Gasper & Son does a great job of giving you an overview of the neon business, and what it means to Robbie and his family, in a speedy 37 minutes. It quickly glosses over the neon boom in New York and how Robbie father, Gasper started the business. Most of the doc is focused on how Robbie learned how to do neon and how he’s doing these days. Some of the signs Robbie and Gasper made are absolutely beautiful, I only wish we would have gotten a better look at what Robbie was working on at the time, as well as a more in depth explanation of how Gasper got into the neon business.

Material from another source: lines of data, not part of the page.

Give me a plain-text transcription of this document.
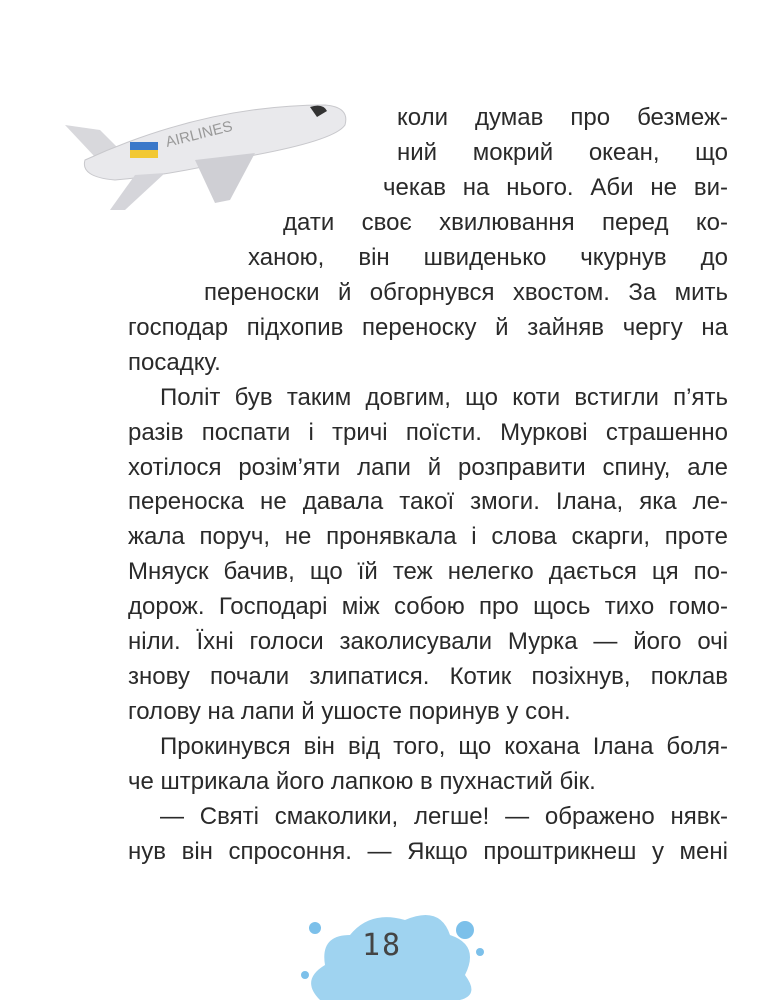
AIRLINES
коли думав про безмеж-
ний мокрий океан, що
чекав на нього. Аби не ви-
дати своє хвилювання перед ко-
ханою, він швиденько чкурнув до
переноски й обгорнувся хвостом. За мить
господар підхопив переноску й зайняв чергу на
посадку.
Політ був таким довгим, що коти встигли п’ять
разів поспати і тричі поїсти. Муркові страшенно
хотілося розім’яти лапи й розправити спину, але
переноска не давала такої змоги. Ілана, яка ле-
жала поруч, не пронявкала і слова скарги, проте
Мняуск бачив, що їй теж нелегко дається ця по-
дорож. Господарі між собою про щось тихо гомо-
ніли. Їхні голоси заколисували Мурка — його очі
знову почали злипатися. Котик позіхнув, поклав
голову на лапи й ушосте поринув у сон.
Прокинувся він від того, що кохана Ілана боля-
че штрикала його лапкою в пухнастий бік.
— Святі смаколики, легше! — ображено нявк-
нув він спросоння. — Якщо проштрикнеш у мені
18
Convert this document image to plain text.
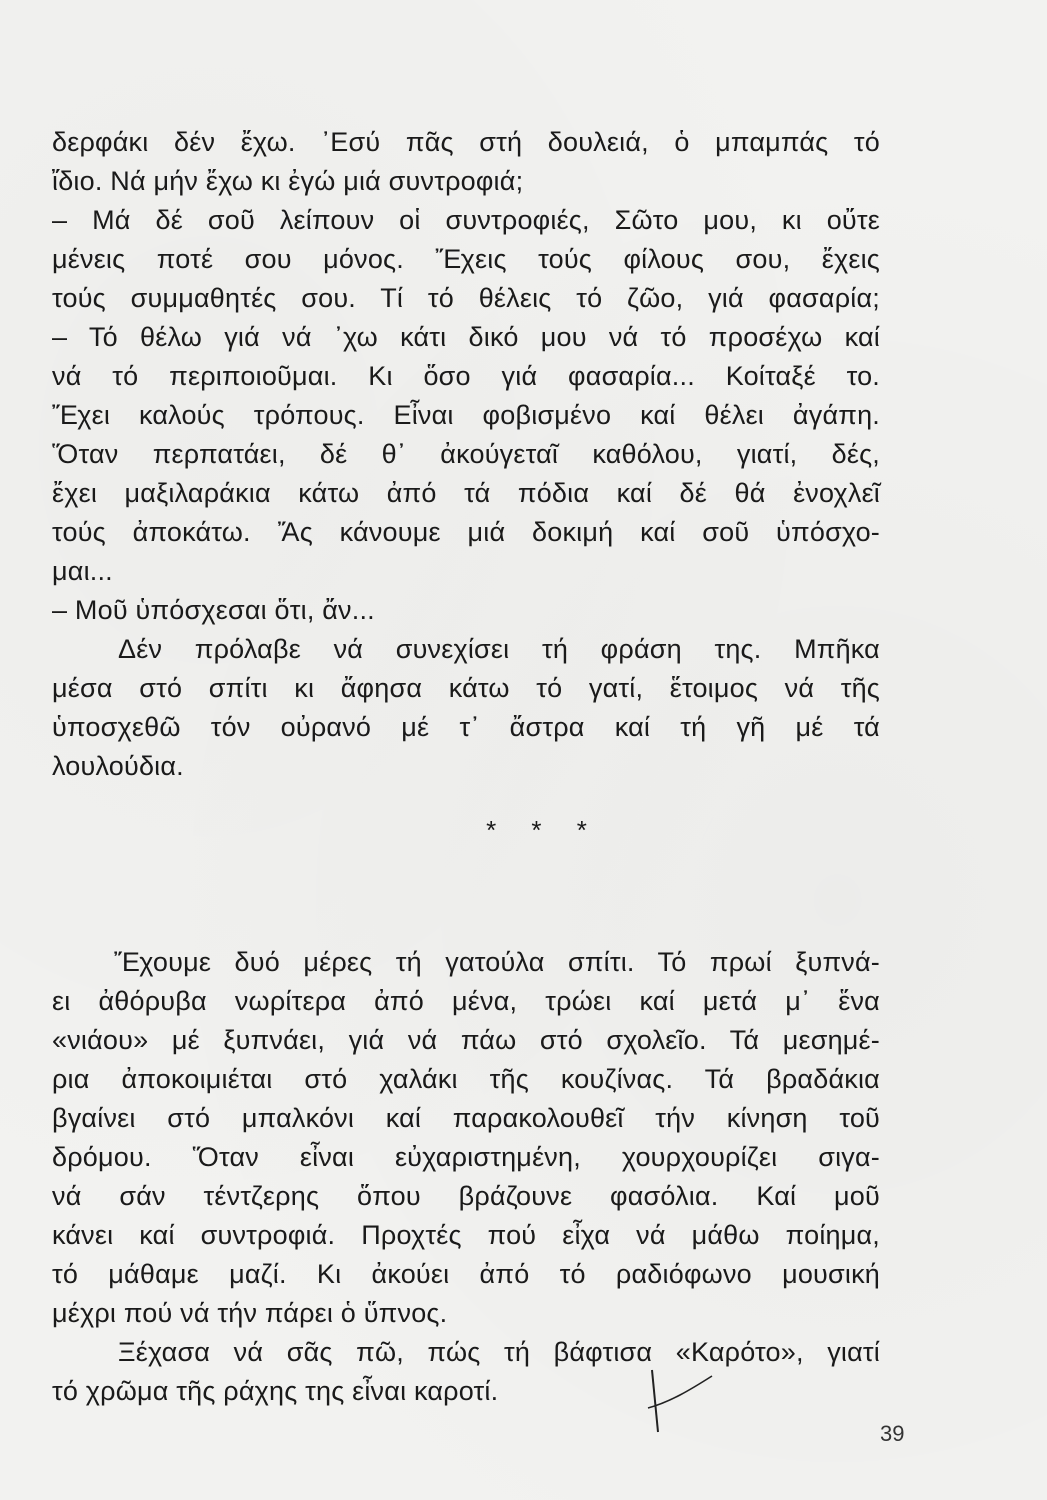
δερφάκι δέν ἔχω. ᾿Εσύ πᾶς στή δουλειά, ὁ μπαμπάς τό
ἴδιο. Νά μήν ἔχω κι ἐγώ μιά συντροφιά;
– Μά δέ σοῦ λείπουν οἱ συντροφιές, Σῶτο μου, κι οὔτε
μένεις ποτέ σου μόνος. Ἔχεις τούς φίλους σου, ἔχεις
τούς συμμαθητές σου. Τί τό θέλεις τό ζῶο, γιά φασαρία;
– Τό θέλω γιά νά ᾿χω κάτι δικό μου νά τό προσέχω καί
νά τό περιποιοῦμαι. Κι ὅσο γιά φασαρία... Κοίταξέ το.
Ἔχει καλούς τρόπους. Εἶναι φοβισμένο καί θέλει ἀγάπη.
Ὅταν περπατάει, δέ θ᾿ ἀκούγεταῖ καθόλου, γιατί, δές,
ἔχει μαξιλαράκια κάτω ἀπό τά πόδια καί δέ θά ἐνοχλεῖ
τούς ἀποκάτω. Ἄς κάνουμε μιά δοκιμή καί σοῦ ὑπόσχο-
μαι...
– Μοῦ ὑπόσχεσαι ὅτι, ἄν...
Δέν πρόλαβε νά συνεχίσει τή φράση της. Μπῆκα
μέσα στό σπίτι κι ἄφησα κάτω τό γατί, ἕτοιμος νά τῆς
ὑποσχεθῶ τόν οὐρανό μέ τ᾿ ἄστρα καί τή γῆ μέ τά
λουλούδια.
* * *
Ἔχουμε δυό μέρες τή γατούλα σπίτι. Τό πρωί ξυπνά-
ει ἀθόρυβα νωρίτερα ἀπό μένα, τρώει καί μετά μ᾿ ἕνα
«νιάου» μέ ξυπνάει, γιά νά πάω στό σχολεῖο. Τά μεσημέ-
ρια ἀποκοιμιέται στό χαλάκι τῆς κουζίνας. Τά βραδάκια
βγαίνει στό μπαλκόνι καί παρακολουθεῖ τήν κίνηση τοῦ
δρόμου. Ὅταν εἶναι εὐχαριστημένη, χουρχουρίζει σιγα-
νά σάν τέντζερης ὅπου βράζουνε φασόλια. Καί μοῦ
κάνει καί συντροφιά. Προχτές πού εἶχα νά μάθω ποίημα,
τό μάθαμε μαζί. Κι ἀκούει ἀπό τό ραδιόφωνο μουσική
μέχρι πού νά τήν πάρει ὁ ὕπνος.
Ξέχασα νά σᾶς πῶ, πώς τή βάφτισα «Καρότο», γιατί
τό χρῶμα τῆς ράχης της εἶναι καροτί.
39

Director Jen G. Pywell does a good job at making you feel close to the family. We get to watch them celebrate Mother’s Day and see Gasper reminisce about working in the shop. At one point, we even get to see Gasper’s insane woodworking projects, which include an electric cello (which he admits, might not be playable) and a huge harp. It’s incredibly touching to watch Robbie and his father take care of his mother. Everything about the short feels intimate and comfortable.
Gasper & Son is an interesting (if brisk) look at New York’s dying neon industry and a families personal relationship with the medium. While I wish it took a slightly more in depth look into the process of making neon and Gasper’s introduction to the business, it does definitely succeed in portraying the closeness of Robbie’s family and his personal passion.